The European Union has authorized negotiations to amend agreements concerning the automatic exchange of financial account information, signaling a significant move towards enhancing international tax compliance.
- Decision (EU) 2024/1489, approved by the Council of the European Union on May 21, 2024, authorizes initiation of negotiations aimed at improving existing agreements between the EU and Switzerland, Liechtenstein, Andorra, Monaco, and San Marino.
- These agreements facilitate reciprocal automatic exchange of financial account information between EU Member States and the aforementioned third countries, utilizing the Common Reporting Standard (CRS) developed by the OECD to prevent and combat tax fraud and evasion.

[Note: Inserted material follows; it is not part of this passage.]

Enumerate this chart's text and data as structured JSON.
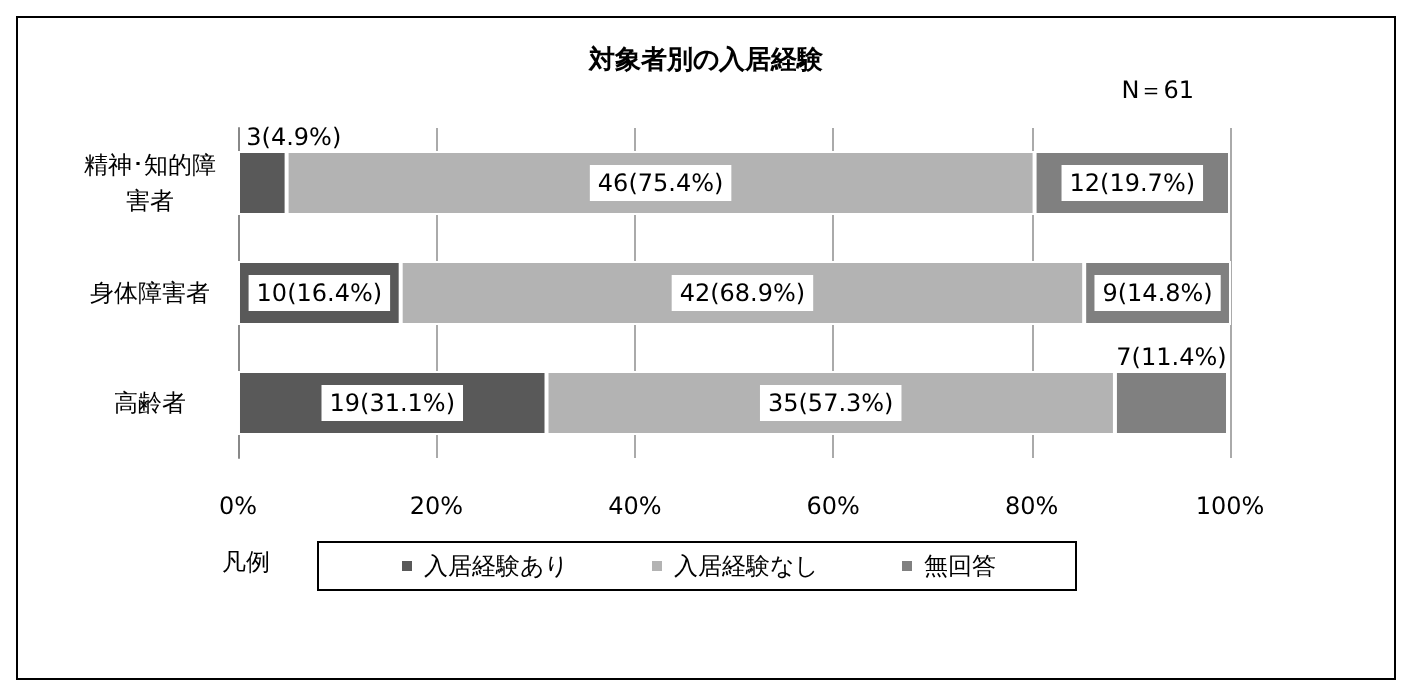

- Significant revisions to the CRS were ratified within the OECD on August 26, 2022, with implementation slated for January 1, 2026, prompting the EU to undertake measures to incorporate these changes into its regulatory framework.
- Each agreement includes provisions mandating bilateral consultations between the contracting parties in response to important changes adopted at the OECD level regarding the CRS.
- Recognizing the importance of seamless cooperation in the field of automatic exchange of financial account information beyond January 1, 2026, the EU has initiated negotiations to amend the existing agreements.
- The European Commission has been authorized to lead these negotiations on behalf of the Union, with clear directives outlined in the accompanying addendum to Decision (EU) 2024/1489.
- The negotiations will be conducted in close collaboration with the Council Working Party on Tax Questions, designated as the special committee within the meaning of Article 218(4) of the Treaty on the Functioning of the European Union.
- Regular reporting and consultation mechanisms have been established to ensure transparency and accountability throughout the negotiation process.